Implication of G-quadruplexes in mitochondrial gene expression and genome replication

Single-stranded DNA or RNA sequences rich in guanine (G) can adopt non-canonical structures known as G-quadruplexes (G4). G4 in the mitochondrial genome are heavy-strand enriched and have been associated with the formation of deletion breakpoints that cause mitochondrial diseases. However, the functional role of G4 structures in mitochondria remains unclear. Here, we have identified RHPS4 as a G4-specific ligand that localizes to mitochondria and causes replication pausing, with mitochondrial DNA (mtDNA) depletion occurring at higher dosage. We further show that RHPS4 interferes with mitochondrial transcript elongation at low doses, leading to respiratory complex depletion. These unprecedented observations suggest that G4 motifs modulate mitochondrial transcription and replication efficiency. Using the differential effects of high vs low RHPS4 dosing, we characterized gene expression pathway responses to mitochondrial transcription inhibition or mitochondrial genome depletion. Importantly, a human mtDNA mutation that increases G4 formation potential strongly enhanced the RHPS4-mediated mitochondrial respiratory defect. We propose that abnormal G4 dynamics may contribute to mtDNA instability and gene expression defects, particularly in the presence of mitochondrial mutations that enhance the G4 formation. Total RNA was extracted from the mouse embryonic fibroblasts (MEFs) stimulated with 0um (n=3), 2um (n=3), and 10um (n=2) RHPS4. Total stranded RNA libraries (ribo-depleted) were generated and sequenced on the Illumina NextSeq 500 NGS platform. RNA-seq data was analyzed for differentially expressed genes between groups of samples.

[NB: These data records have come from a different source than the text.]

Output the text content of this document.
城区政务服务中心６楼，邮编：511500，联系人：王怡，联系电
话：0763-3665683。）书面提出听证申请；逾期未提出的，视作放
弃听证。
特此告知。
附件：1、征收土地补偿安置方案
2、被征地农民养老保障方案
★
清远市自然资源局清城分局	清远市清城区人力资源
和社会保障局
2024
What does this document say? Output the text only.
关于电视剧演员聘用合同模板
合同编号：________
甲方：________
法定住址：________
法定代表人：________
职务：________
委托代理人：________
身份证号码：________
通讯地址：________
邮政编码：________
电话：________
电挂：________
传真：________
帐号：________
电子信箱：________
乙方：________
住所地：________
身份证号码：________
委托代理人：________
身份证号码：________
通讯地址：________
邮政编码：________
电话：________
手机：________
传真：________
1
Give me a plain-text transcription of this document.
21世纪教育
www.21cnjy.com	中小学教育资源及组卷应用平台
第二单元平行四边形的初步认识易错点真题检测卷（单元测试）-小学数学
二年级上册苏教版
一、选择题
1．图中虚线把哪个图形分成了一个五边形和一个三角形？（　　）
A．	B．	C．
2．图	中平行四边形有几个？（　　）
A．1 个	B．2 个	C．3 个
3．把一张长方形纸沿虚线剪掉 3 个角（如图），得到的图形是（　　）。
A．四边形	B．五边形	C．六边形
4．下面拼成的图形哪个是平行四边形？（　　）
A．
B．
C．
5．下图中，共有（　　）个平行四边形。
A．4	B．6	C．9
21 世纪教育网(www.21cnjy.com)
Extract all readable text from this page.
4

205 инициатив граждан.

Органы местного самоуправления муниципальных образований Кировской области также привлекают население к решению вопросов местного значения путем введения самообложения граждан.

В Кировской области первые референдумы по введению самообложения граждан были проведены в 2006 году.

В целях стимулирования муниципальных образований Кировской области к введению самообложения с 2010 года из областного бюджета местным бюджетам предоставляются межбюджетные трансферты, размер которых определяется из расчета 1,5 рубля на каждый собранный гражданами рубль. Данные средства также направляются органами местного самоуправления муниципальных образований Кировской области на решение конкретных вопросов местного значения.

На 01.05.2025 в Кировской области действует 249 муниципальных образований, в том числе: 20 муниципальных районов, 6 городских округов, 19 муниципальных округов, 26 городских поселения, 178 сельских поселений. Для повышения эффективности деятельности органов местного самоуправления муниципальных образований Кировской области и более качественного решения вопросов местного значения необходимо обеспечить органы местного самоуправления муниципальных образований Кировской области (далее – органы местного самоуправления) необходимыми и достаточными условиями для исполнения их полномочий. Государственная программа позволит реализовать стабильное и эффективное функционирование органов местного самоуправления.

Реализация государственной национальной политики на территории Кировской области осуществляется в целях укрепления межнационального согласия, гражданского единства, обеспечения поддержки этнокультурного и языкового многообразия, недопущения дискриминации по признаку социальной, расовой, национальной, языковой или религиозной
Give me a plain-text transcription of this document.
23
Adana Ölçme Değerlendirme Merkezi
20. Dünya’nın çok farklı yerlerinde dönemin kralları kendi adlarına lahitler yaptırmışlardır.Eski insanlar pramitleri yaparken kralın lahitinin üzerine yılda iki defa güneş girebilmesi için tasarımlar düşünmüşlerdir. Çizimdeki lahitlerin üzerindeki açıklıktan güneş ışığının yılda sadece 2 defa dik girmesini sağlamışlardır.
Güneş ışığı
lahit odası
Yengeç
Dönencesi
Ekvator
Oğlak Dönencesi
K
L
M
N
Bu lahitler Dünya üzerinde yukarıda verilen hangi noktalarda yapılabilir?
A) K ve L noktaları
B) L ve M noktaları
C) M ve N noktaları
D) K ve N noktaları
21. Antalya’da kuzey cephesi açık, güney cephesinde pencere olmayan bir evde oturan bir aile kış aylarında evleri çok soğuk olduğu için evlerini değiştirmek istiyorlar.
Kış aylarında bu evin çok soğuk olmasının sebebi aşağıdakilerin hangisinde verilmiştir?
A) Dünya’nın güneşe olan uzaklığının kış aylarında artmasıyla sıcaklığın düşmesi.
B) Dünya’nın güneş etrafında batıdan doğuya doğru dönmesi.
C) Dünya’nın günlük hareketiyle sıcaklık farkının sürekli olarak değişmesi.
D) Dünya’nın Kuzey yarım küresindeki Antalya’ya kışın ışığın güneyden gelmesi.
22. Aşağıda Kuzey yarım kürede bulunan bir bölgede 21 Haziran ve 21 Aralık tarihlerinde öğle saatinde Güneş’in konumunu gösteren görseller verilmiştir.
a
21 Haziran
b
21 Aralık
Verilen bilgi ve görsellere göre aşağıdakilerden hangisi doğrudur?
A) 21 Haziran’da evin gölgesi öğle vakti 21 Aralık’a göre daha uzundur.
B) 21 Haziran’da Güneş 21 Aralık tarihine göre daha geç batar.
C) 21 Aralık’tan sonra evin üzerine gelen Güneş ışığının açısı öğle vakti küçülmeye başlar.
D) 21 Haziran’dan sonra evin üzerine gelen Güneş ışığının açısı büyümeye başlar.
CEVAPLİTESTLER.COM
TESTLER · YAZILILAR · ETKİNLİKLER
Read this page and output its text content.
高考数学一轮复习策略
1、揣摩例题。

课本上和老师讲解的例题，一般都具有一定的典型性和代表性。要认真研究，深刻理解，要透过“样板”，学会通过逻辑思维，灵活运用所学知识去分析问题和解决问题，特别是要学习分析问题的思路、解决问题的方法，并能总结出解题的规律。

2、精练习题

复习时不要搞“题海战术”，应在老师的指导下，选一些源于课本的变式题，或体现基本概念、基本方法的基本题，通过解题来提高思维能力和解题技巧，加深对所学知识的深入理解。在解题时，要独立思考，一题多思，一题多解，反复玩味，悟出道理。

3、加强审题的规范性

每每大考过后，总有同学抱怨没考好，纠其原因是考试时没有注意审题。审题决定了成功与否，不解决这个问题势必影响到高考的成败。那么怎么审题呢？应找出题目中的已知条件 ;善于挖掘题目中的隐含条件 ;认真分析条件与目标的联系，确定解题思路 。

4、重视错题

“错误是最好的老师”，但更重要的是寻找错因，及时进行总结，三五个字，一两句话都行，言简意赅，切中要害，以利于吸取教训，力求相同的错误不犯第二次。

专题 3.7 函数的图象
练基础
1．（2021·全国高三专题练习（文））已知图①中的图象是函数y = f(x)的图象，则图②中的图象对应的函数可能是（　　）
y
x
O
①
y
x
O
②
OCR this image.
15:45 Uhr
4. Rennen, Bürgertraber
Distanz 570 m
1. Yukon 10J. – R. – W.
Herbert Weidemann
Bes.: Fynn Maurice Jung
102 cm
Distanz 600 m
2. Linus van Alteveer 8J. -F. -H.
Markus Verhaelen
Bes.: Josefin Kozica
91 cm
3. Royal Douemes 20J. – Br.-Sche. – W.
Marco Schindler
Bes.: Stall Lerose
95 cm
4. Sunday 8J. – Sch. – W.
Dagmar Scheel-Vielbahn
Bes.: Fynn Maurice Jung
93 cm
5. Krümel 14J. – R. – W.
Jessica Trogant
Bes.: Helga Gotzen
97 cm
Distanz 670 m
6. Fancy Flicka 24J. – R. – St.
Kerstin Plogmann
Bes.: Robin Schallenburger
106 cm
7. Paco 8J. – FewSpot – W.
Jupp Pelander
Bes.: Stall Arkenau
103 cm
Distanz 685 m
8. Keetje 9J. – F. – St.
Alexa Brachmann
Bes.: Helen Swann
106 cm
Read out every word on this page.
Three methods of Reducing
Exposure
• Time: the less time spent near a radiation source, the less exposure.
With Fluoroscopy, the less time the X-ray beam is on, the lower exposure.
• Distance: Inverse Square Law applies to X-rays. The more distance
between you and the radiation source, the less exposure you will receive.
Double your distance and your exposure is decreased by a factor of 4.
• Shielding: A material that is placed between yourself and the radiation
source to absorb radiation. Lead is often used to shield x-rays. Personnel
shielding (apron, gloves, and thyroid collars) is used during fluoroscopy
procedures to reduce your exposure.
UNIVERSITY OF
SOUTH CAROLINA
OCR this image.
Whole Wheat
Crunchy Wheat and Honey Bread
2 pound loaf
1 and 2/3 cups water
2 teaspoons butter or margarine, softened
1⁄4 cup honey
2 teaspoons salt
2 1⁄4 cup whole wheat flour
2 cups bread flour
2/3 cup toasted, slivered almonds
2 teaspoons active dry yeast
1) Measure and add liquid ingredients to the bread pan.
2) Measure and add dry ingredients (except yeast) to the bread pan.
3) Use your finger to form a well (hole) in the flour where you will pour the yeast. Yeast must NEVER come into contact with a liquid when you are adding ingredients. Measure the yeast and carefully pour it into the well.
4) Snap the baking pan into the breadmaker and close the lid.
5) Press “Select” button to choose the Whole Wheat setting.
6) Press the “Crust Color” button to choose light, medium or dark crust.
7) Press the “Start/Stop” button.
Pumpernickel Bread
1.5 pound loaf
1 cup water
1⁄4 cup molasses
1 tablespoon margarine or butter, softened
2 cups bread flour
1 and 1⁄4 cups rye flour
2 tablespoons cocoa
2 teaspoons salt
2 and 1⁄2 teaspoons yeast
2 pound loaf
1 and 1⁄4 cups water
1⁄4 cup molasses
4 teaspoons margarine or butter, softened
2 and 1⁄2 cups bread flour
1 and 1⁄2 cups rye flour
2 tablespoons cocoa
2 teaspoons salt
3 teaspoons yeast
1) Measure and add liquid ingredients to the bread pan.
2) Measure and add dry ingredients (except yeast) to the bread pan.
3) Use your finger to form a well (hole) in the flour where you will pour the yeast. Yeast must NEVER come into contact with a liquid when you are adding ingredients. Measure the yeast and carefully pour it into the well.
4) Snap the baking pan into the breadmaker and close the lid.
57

富含鸟嘌呤（G）的单链DNA或RNA序列可形成一类被称为G-四链体（G-quadruplexes, G4）的非经典二级结构。线粒体基因组中的G4富集于重链，且与引发线粒体疾病的缺失断点形成密切相关。然而，线粒体中G4结构的功能角色仍未明确。本研究鉴定出RHPS4是一种G4特异性配体，其可定位于线粒体并引发复制停滞；高剂量使用时会导致线粒体DNA（mitochondrial DNA, mtDNA）耗竭。进一步研究表明，低剂量RHPS4会干扰线粒体转录延伸过程，进而引发呼吸链复合体耗竭。这些前所未有的观测结果提示，G4基序可调控线粒体的转录与复制效率。研究人员借助高低剂量RHPS4产生的差异化效应，表征了线粒体转录抑制或线粒体基因组耗竭状态下的基因表达通路响应。值得注意的是，一种可增强G4形成潜力的人类mtDNA突变，会显著加剧RHPS4介导的线粒体呼吸功能缺陷。本研究提出，异常的G4动态变化可能会促成mtDNA不稳定与基因表达缺陷，尤其在存在可增强G4形成的线粒体突变的场景中。研究团队从经0μM（n=3）、2μM（n=3）及10μM（n=2）RHPS4处理的小鼠胚胎成纤维细胞（mouse embryonic fibroblasts, MEFs）中提取总RNA。随后构建链特异性总RNA文库（经核糖体RNA去除处理），并在Illumina NextSeq 500下一代测序（next-generation sequencing, NGS）平台上完成测序。针对各组样本间的差异表达基因，开展了RNA-seq数据分析。